Le 27 août 2022, [S] [L] a porté plainte pour le vol de son véhicule.
Le 3 octobre 2022, [S] [L] a déclaré le sinistre à son assurance APIVIA.
Par courriers des 18 novembre et 9 décembre 2022, APIVIA a refusé la prise en charge au motif d’une fausse déclaration sur les causes, les circonstances ou les conséquences du sinistre.
Par courriers des 15 et 30 mars et 13 avril 2023, l’assureur protection juridique de [S] [L] a demandé puis mis en demeure APIVIA de prendre en charge le litige.
SURAVENIR ASSURANCES, venant aux droits d’APIVIA, a refusé.
Par acte de commissaire de justice du 14 décembre 2023, [S] [L] a fait assigner SURAVENIR devant le tribunal judiciaire de Thonon-les-Bains aux fins d’indemnisation de son préjudice.

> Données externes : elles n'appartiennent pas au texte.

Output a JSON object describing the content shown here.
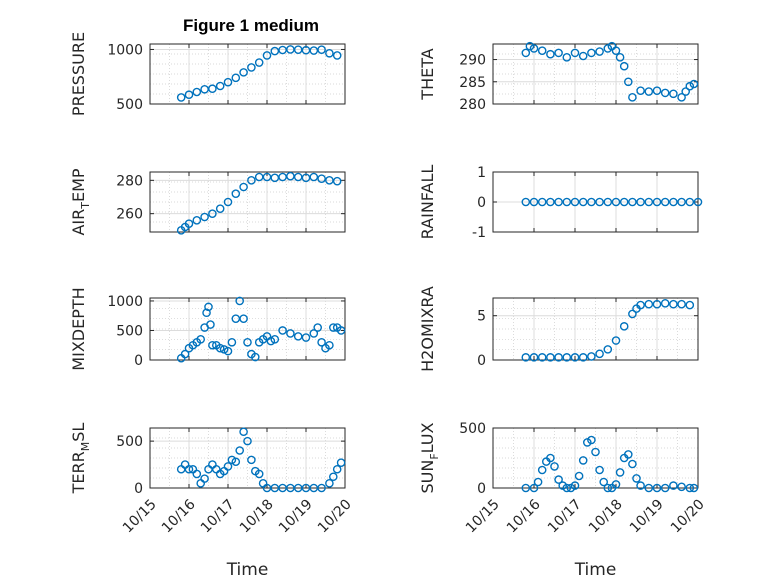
{
  "figure": {
    "title": "Figure 1 medium",
    "marker_color": "#0072BD"
  },
  "x_tick_labels": [
    "10/15",
    "10/16",
    "10/17",
    "10/18",
    "10/19",
    "10/20"
  ],
  "chart_data": [
    {
      "type": "scatter",
      "ylabel": "PRESSURE",
      "ylabel_sub": "",
      "xlabel": "",
      "xticklabels": false,
      "xlim": [
        0,
        5
      ],
      "ylim": [
        500,
        1050
      ],
      "yticks": [
        500,
        1000
      ],
      "grid": true,
      "minor_grid": true,
      "series": [
        {
          "x": [
            0.8,
            1.0,
            1.2,
            1.4,
            1.6,
            1.8,
            2.0,
            2.2,
            2.4,
            2.6,
            2.8,
            3.0,
            3.2,
            3.4,
            3.6,
            3.8,
            4.0,
            4.2,
            4.4,
            4.6,
            4.8
          ],
          "y": [
            560,
            585,
            610,
            635,
            640,
            665,
            700,
            740,
            790,
            835,
            880,
            945,
            985,
            995,
            1000,
            998,
            993,
            990,
            998,
            965,
            945
          ]
        }
      ]
    },
    {
      "type": "scatter",
      "ylabel": "THETA",
      "ylabel_sub": "",
      "xlabel": "",
      "xticklabels": false,
      "xlim": [
        0,
        5
      ],
      "ylim": [
        280,
        293.5
      ],
      "yticks": [
        280,
        285,
        290
      ],
      "grid": true,
      "minor_grid": true,
      "series": [
        {
          "x": [
            0.8,
            0.9,
            1.0,
            1.2,
            1.4,
            1.6,
            1.8,
            2.0,
            2.2,
            2.4,
            2.6,
            2.8,
            2.9,
            3.0,
            3.1,
            3.2,
            3.3,
            3.4,
            3.6,
            3.8,
            4.0,
            4.2,
            4.4,
            4.6,
            4.7,
            4.8,
            4.9
          ],
          "y": [
            291.5,
            293,
            292.5,
            292,
            291.2,
            291.5,
            290.5,
            291.5,
            290.8,
            291.5,
            291.8,
            292.5,
            293,
            292,
            290.5,
            288.5,
            285,
            281.5,
            283,
            282.8,
            283,
            282.5,
            282.3,
            281.5,
            282.8,
            284,
            284.5
          ]
        }
      ]
    },
    {
      "type": "scatter",
      "ylabel": "AIR",
      "ylabel_sub": "T",
      "ylabel_tail": "EMP",
      "xlabel": "",
      "xticklabels": false,
      "xlim": [
        0,
        5
      ],
      "ylim": [
        249,
        285
      ],
      "yticks": [
        260,
        280
      ],
      "grid": true,
      "minor_grid": true,
      "series": [
        {
          "x": [
            0.8,
            0.9,
            1.0,
            1.2,
            1.4,
            1.6,
            1.8,
            2.0,
            2.2,
            2.4,
            2.6,
            2.8,
            3.0,
            3.2,
            3.4,
            3.6,
            3.8,
            4.0,
            4.2,
            4.4,
            4.6,
            4.8
          ],
          "y": [
            250,
            252,
            254,
            256,
            258,
            260,
            263,
            267,
            272,
            276,
            280,
            282,
            282,
            281.5,
            282,
            282.5,
            282,
            281.5,
            282,
            281,
            280,
            279.5
          ]
        }
      ]
    },
    {
      "type": "scatter",
      "ylabel": "RAINFALL",
      "ylabel_sub": "",
      "xlabel": "",
      "xticklabels": false,
      "xlim": [
        0,
        5
      ],
      "ylim": [
        -1,
        1
      ],
      "yticks": [
        -1,
        0,
        1
      ],
      "grid": true,
      "minor_grid": false,
      "series": [
        {
          "x": [
            0.8,
            1.0,
            1.2,
            1.4,
            1.6,
            1.8,
            2.0,
            2.2,
            2.4,
            2.6,
            2.8,
            3.0,
            3.2,
            3.4,
            3.6,
            3.8,
            4.0,
            4.2,
            4.4,
            4.6,
            4.8,
            5.0
          ],
          "y": [
            0,
            0,
            0,
            0,
            0,
            0,
            0,
            0,
            0,
            0,
            0,
            0,
            0,
            0,
            0,
            0,
            0,
            0,
            0,
            0,
            0,
            0
          ]
        }
      ]
    },
    {
      "type": "scatter",
      "ylabel": "MIXDEPTH",
      "ylabel_sub": "",
      "xlabel": "",
      "xticklabels": false,
      "xlim": [
        0,
        5
      ],
      "ylim": [
        0,
        1050
      ],
      "yticks": [
        0,
        500,
        1000
      ],
      "grid": true,
      "minor_grid": true,
      "series": [
        {
          "x": [
            0.8,
            0.9,
            1.0,
            1.1,
            1.2,
            1.3,
            1.4,
            1.45,
            1.5,
            1.55,
            1.6,
            1.7,
            1.8,
            1.9,
            2.0,
            2.1,
            2.2,
            2.3,
            2.4,
            2.5,
            2.6,
            2.7,
            2.8,
            2.9,
            3.0,
            3.1,
            3.2,
            3.4,
            3.6,
            3.8,
            4.0,
            4.2,
            4.3,
            4.4,
            4.5,
            4.6,
            4.7,
            4.8,
            4.9
          ],
          "y": [
            30,
            100,
            200,
            250,
            300,
            350,
            550,
            800,
            900,
            600,
            250,
            250,
            200,
            180,
            150,
            300,
            700,
            1000,
            700,
            300,
            100,
            50,
            300,
            350,
            400,
            320,
            350,
            500,
            450,
            400,
            380,
            450,
            550,
            300,
            200,
            250,
            550,
            550,
            500
          ]
        }
      ]
    },
    {
      "type": "scatter",
      "ylabel": "H2OMIXRA",
      "ylabel_sub": "",
      "xlabel": "",
      "xticklabels": false,
      "xlim": [
        0,
        5
      ],
      "ylim": [
        0,
        7
      ],
      "yticks": [
        0,
        5
      ],
      "grid": true,
      "minor_grid": true,
      "series": [
        {
          "x": [
            0.8,
            1.0,
            1.2,
            1.4,
            1.6,
            1.8,
            2.0,
            2.2,
            2.4,
            2.6,
            2.8,
            3.0,
            3.2,
            3.4,
            3.5,
            3.6,
            3.8,
            4.0,
            4.2,
            4.4,
            4.6,
            4.8
          ],
          "y": [
            0.3,
            0.3,
            0.3,
            0.3,
            0.3,
            0.3,
            0.3,
            0.3,
            0.4,
            0.7,
            1.2,
            2.2,
            3.8,
            5.2,
            5.8,
            6.2,
            6.3,
            6.3,
            6.4,
            6.3,
            6.3,
            6.2
          ]
        }
      ]
    },
    {
      "type": "scatter",
      "ylabel": "TERR",
      "ylabel_sub": "M",
      "ylabel_tail": "SL",
      "xlabel": "Time",
      "xticklabels": true,
      "xlim": [
        0,
        5
      ],
      "ylim": [
        0,
        640
      ],
      "yticks": [
        0,
        500
      ],
      "grid": true,
      "minor_grid": true,
      "series": [
        {
          "x": [
            0.8,
            0.9,
            1.0,
            1.1,
            1.2,
            1.3,
            1.4,
            1.5,
            1.6,
            1.7,
            1.8,
            1.9,
            2.0,
            2.1,
            2.2,
            2.3,
            2.4,
            2.5,
            2.6,
            2.7,
            2.8,
            2.9,
            3.0,
            3.2,
            3.4,
            3.6,
            3.8,
            4.0,
            4.2,
            4.4,
            4.6,
            4.7,
            4.8,
            4.9
          ],
          "y": [
            200,
            250,
            200,
            200,
            150,
            50,
            100,
            200,
            250,
            200,
            150,
            180,
            230,
            300,
            280,
            400,
            600,
            500,
            300,
            180,
            150,
            50,
            0,
            0,
            0,
            0,
            0,
            0,
            0,
            0,
            50,
            120,
            200,
            270
          ]
        }
      ]
    },
    {
      "type": "scatter",
      "ylabel": "SUN",
      "ylabel_sub": "F",
      "ylabel_tail": "LUX",
      "xlabel": "Time",
      "xticklabels": true,
      "xlim": [
        0,
        5
      ],
      "ylim": [
        0,
        500
      ],
      "yticks": [
        0,
        500
      ],
      "grid": true,
      "minor_grid": true,
      "series": [
        {
          "x": [
            0.8,
            1.0,
            1.1,
            1.2,
            1.3,
            1.4,
            1.5,
            1.6,
            1.7,
            1.8,
            1.9,
            2.0,
            2.1,
            2.2,
            2.3,
            2.4,
            2.5,
            2.6,
            2.7,
            2.8,
            2.9,
            3.0,
            3.1,
            3.2,
            3.3,
            3.4,
            3.5,
            3.6,
            3.8,
            4.0,
            4.2,
            4.4,
            4.6,
            4.8,
            4.9
          ],
          "y": [
            0,
            0,
            50,
            150,
            220,
            250,
            180,
            70,
            20,
            0,
            0,
            20,
            100,
            230,
            380,
            400,
            300,
            150,
            50,
            0,
            0,
            30,
            130,
            250,
            280,
            200,
            80,
            20,
            0,
            0,
            0,
            20,
            10,
            0,
            0
          ]
        }
      ]
    }
  ]
}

Aux termes de ses dernières conclusions notifiées par la voie électronique le 1er avril 2025, auxquelles il sera renvoyé pour un plus ample exposé des moyens, [S] [L] sollicite du tribunal, au visa des article 113-9 du code des assurances, 1103 et 1104 du code civil, qu’il :
— condamne SURAVENIR ASSURANCES à lui payer la somme de 42 000 euros correspondant à la valeur du véhicule volé,
— condamne SURAVENIR ASSURANCES à lui payer la somme de 2000 euros à titre de dommages et intérêts,
— déboute SURAVENIR ASSURANCES de ses demandes,
— condamne SURAVENIR ASSURANCES à lui payer la somme de 3000 euros au titre de l’article 700 du code de procédure civile,
— condamne SURAVENIR ASSURANCES aux dépens.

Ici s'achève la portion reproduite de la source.